Since E's birth in late August, I have the sense that we live just beyond the front line at all times, and as such, have developed a kind of long term bunker mentality.  My elder son has some delays and health issues, and needs more help than a normal child his age, and my daughter has ongoing health problems that look unlikely to resolve until she is over a year old.  Combine that with the veritable petri dish that is preschool, and you have a recipe for disaster.  It is very wearing, all this illness.  I don't have much space in my head to think.  I'm extremely introverted (in the technical, rather than popular sense of that word), and the constant caring for sick people (and being sick myself on and off) is difficult for me.  I never have a chance to regroup and recharge.  I keep thinking that it has to get better, it can't just keep going like this, but we are five months in, and there seems to be no sign of a let-up.  It is all very discouraging for me.  I eat too much sugar and consume way too much caffeine in order to stay on my feet far longer than any sane person should be expected to, because every night is an adventure in extreme sleep deprivation and many afternoons are a scream-fest.  I expect to be interrupted at night by my daughter, but my middle son has been the source of most of our night wakings, and frankly, it is getting old.   I spend much of my babysitting hours ferrying children to various therapy and doctor's appointments, and have given up entirely on taking the bus to get my elder son from preschool every day (we take a cab instead).  I keep telling myself that I'll get back on the bus when we all get better, but it just never seems to happen.  (Especially now that I have a stress fracture in my right foot, probably from all the double baby carrying).  I'm cooking brainless meals most of the time, and resorting to things that can be put on the table in 15 minutes if possible.  Until this most recent battle, I was enjoying playing around with my daily look, but since Friday have lived in yoga pants and whatever shirts can be washed easily if vomited on.  Since I'm nursing around the clock again (after nearly weaning a week or two ago), I need easy access, and some of my retro-ish outfits aren't super nursing friendly.  I'm pretty sure even Lauren Bacall wore sweats during a household outbreak of stomach flu.

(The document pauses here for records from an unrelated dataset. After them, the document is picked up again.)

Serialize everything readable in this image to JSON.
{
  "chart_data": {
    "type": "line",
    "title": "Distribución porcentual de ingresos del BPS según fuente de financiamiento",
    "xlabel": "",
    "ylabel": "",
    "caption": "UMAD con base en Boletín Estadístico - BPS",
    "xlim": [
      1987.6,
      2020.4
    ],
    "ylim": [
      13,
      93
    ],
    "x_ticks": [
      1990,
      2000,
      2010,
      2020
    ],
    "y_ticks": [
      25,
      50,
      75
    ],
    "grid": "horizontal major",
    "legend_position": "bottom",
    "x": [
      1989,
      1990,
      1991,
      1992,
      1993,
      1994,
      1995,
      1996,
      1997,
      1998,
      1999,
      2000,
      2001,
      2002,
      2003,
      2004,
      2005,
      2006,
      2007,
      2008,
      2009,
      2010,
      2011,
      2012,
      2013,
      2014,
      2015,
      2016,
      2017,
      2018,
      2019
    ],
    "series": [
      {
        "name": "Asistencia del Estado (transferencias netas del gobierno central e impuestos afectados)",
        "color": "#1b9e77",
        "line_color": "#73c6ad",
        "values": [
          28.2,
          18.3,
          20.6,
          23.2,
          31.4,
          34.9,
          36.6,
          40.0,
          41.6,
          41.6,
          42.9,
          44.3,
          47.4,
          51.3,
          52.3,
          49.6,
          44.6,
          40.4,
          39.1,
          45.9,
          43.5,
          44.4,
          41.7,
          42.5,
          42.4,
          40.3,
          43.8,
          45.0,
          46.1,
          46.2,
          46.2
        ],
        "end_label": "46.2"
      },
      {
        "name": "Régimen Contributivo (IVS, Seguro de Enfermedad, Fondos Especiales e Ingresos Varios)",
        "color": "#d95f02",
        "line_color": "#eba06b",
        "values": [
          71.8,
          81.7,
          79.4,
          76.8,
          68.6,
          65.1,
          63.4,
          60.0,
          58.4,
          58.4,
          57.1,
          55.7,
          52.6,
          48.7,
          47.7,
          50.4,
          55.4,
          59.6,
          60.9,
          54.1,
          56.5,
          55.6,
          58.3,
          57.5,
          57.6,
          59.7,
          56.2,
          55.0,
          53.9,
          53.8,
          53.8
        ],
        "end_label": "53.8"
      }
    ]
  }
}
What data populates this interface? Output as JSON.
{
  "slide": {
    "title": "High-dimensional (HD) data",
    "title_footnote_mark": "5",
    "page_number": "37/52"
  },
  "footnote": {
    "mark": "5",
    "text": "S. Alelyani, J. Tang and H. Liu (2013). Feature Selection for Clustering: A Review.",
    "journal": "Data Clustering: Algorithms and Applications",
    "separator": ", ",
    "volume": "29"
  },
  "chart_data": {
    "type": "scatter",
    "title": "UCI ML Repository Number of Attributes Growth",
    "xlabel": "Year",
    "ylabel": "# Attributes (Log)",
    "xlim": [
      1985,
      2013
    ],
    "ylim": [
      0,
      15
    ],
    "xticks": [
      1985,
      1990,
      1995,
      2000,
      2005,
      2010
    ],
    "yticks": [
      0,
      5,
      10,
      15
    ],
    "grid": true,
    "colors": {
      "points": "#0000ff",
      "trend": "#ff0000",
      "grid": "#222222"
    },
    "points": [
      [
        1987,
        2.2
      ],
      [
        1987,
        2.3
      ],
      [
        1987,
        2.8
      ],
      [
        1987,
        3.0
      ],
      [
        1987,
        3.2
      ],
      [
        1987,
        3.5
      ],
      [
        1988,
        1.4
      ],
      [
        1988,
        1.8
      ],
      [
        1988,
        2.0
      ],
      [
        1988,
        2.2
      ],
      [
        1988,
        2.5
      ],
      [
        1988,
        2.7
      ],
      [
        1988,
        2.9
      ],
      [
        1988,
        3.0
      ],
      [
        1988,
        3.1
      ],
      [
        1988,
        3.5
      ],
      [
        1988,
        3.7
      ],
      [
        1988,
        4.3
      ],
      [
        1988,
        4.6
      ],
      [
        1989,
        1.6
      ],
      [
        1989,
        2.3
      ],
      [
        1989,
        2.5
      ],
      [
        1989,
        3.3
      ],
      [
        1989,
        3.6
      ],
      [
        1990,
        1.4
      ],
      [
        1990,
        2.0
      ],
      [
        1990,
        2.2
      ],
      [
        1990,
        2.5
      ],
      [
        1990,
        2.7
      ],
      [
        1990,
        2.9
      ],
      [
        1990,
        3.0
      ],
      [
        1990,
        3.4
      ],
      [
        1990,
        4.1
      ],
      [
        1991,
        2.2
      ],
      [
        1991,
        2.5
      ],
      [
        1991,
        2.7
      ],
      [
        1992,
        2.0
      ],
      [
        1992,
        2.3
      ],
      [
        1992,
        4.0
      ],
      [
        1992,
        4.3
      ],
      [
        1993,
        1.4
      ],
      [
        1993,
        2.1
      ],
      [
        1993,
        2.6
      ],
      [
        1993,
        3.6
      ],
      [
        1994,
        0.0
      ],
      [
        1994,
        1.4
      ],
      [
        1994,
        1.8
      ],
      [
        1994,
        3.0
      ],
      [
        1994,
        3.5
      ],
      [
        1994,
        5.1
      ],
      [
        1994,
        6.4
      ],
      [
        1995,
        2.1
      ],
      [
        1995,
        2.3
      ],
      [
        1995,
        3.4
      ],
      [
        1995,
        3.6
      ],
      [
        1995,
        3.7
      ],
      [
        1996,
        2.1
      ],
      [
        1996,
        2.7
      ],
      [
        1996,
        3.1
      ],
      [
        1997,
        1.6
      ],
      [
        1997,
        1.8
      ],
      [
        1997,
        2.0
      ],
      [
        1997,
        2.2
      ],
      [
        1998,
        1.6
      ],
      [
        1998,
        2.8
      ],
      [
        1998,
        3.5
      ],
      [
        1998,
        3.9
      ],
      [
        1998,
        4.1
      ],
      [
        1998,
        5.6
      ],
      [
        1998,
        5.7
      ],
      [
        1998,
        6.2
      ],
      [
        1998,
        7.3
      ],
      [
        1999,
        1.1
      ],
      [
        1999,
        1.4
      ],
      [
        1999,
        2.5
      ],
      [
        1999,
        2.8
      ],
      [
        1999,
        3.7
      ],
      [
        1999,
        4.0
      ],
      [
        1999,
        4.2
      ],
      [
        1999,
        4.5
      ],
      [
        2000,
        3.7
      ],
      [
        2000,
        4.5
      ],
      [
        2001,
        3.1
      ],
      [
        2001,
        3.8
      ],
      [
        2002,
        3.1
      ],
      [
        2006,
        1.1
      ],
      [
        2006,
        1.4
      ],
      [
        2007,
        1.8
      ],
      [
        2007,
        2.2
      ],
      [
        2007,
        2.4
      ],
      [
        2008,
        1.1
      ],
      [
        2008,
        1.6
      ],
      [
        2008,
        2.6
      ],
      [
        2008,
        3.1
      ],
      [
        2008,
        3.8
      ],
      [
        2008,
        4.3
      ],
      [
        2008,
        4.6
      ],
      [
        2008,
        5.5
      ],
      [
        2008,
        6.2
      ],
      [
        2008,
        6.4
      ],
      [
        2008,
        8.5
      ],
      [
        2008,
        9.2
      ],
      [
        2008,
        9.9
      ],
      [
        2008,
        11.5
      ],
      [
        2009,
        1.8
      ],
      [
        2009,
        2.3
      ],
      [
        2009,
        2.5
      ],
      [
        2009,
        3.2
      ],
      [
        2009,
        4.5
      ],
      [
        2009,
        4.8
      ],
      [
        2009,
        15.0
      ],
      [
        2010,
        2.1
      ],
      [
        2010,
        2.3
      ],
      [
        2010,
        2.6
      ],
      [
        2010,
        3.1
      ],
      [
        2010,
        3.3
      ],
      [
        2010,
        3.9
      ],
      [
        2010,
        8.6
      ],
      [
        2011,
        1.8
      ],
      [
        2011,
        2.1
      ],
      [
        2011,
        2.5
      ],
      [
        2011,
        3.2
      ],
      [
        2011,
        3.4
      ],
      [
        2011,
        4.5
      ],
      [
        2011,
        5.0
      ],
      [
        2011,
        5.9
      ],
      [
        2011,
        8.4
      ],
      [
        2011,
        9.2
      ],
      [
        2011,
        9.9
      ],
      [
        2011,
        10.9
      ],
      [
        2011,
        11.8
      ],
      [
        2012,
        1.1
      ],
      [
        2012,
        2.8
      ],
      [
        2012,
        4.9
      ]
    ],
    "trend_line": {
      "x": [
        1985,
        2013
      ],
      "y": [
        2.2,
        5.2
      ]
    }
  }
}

I really wanted this post to have a point, or to have some deeper meaning about being in bunker mode, but as I'm still in the midst of it, it is hard for me to have some perspective.  Perhaps once the siege is over and the battle is won (if not the war).  I write this if only to assure you that I don't in fact live up to my own standards, and that extraordinary times call for extraordinary measures.  Battle Stations!!